Şehzade Korkut Camii, Kaleiçi’nde Kılınçarslan Mahallesi’nde yer almaktadır. Geçmişi M.S. 2. yüzyıla kadar uzanan yapı, bu dönemde bir Roma tapınağı olarak inşa edilmiş, Bizanslılar Dönemi’nde, M.S. 5 veya 6. yüzyılda, tapınağın mimari parçaları yardımıyla kiliseye dönüştürülmüştür. Meryem Ana’ya adanan bir Panaghia Kilisesi olan yapı, M.S. 7. yüzyılda gerçekleşen Arap akınları ile tahrip edilmiştir. Selçuklular Dönemi’nde, fetih sembolü olarak camiye çevrilen ve asıl minaresi eklenen yapı, 1361 yılında Kıbrıs Kralı’nın Antalya işgali sırasında yeniden kilise olmuştur. Osmanlılar Dönemi’nde, II. Yıldırım Bayezid’in oğlu Şehzade Korkut tarafından tekrar camiye dönüştürülen eser, yörenin tek şehzade camisi olması bakımından, ayrıca önem taşımaktadır.
Yüzyıllarca ibadete açık olan cami, 1896 yılında geçirdiği yangın nedeniyle zarar görmüş ve kullanılamaz duruma gelmiştir. Cami, yangında, minaresinin ahşap olan külahı tahrip olduğu için halk arasında o tarihten sonra ‘Kesik Minare’ olarak adlandırılmaya başlanmış ve tarihi bir sembol olmuştur.
Dönem dönem onarım çalışmaları yapılan Şehzade Korkut Camii, 1974 senesinde ciddi bir restorasyon geçirmiştir. 2017 yılında ise caminin yeniden ibadete açılması için çalışmalar başlamıştır. 2019 yılında, caminin minaresine ahşap külah takılmıştır.

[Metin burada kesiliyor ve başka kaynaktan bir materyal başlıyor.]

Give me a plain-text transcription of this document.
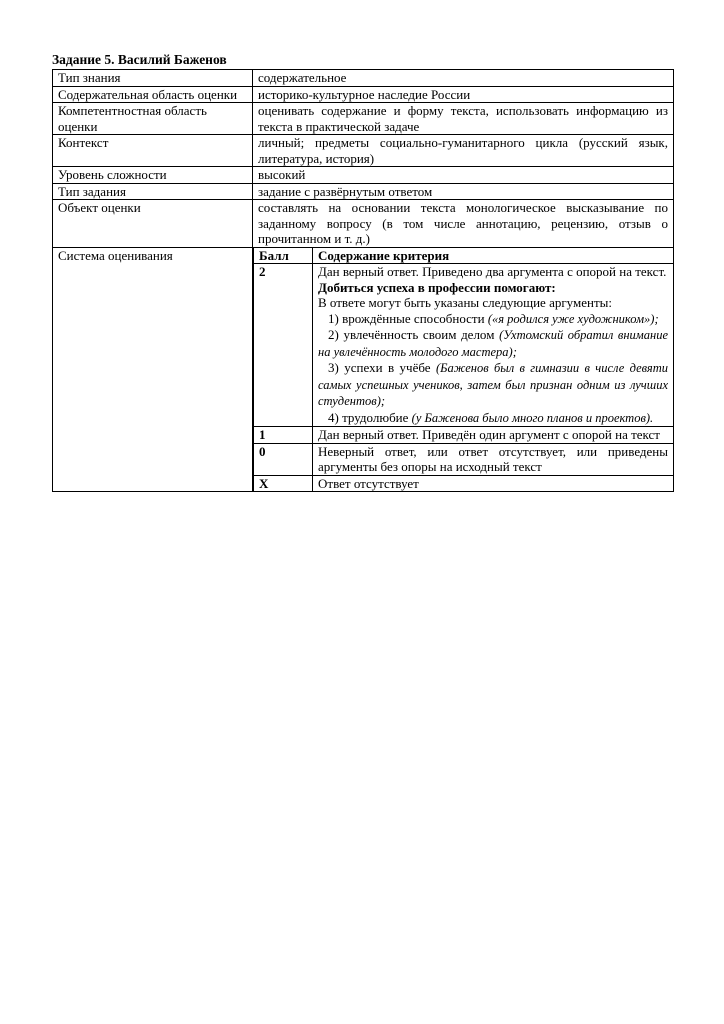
Задание 5. Василий Баженов
Тип знания	содержательное
Содержательная область оценки	историко-культурное наследие России
Компетентностная область оценки	оценивать содержание и форму текста, использовать информацию из текста в практической задаче
Контекст	личный; предметы социально-гуманитарного цикла (русский язык, литература, история)
Уровень сложности	высокий
Тип задания	задание с развёрнутым ответом
Объект оценки	составлять на основании текста монологическое высказывание по заданному вопросу (в том числе аннотацию, рецензию, отзыв о прочитанном и т. д.)
Система оценивания		Балл	Содержание критерия
2	Дан верный ответ. Приведено два аргумента с опорой на текст.

Добиться успеха в профессии помогают:

В ответе могут быть указаны следующие аргументы:

1) врождённые способности («я родился уже художником»);

2) увлечённость своим делом (Ухтомский обратил внимание на увлечённость молодого мастера);

3) успехи в учёбе (Баженов был в гимназии в числе девяти самых успешных учеников, затем был признан одним из лучших студентов);

4) трудолюбие (у Баженова было много планов и проектов).

1	Дан верный ответ. Приведён один аргумент с опорой на текст
0	Неверный ответ, или ответ отсутствует, или приведены аргументы без опоры на исходный текст
X	Ответ отсутствует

Tarihi izleri korunarak restorasyon süreci tamamlanan cami, 10 Ocak 2022’de kılınan ilk namazla birlikte, 126 yıl aradan sonra yeniden ibadete açılmıştır.
Avlusunda bir açık hava müzesi bulunan Şehzade Korkut Camii, Antik Çağ, Roma, Bizans, Selçuklu ve Osmanlılar Dönemi’ni yansıtan, eşine ender rastlanan zenginlikler barındıran bir yapı olarak, Antalya’nın en değerli simgeleri arasında yer almaktadır.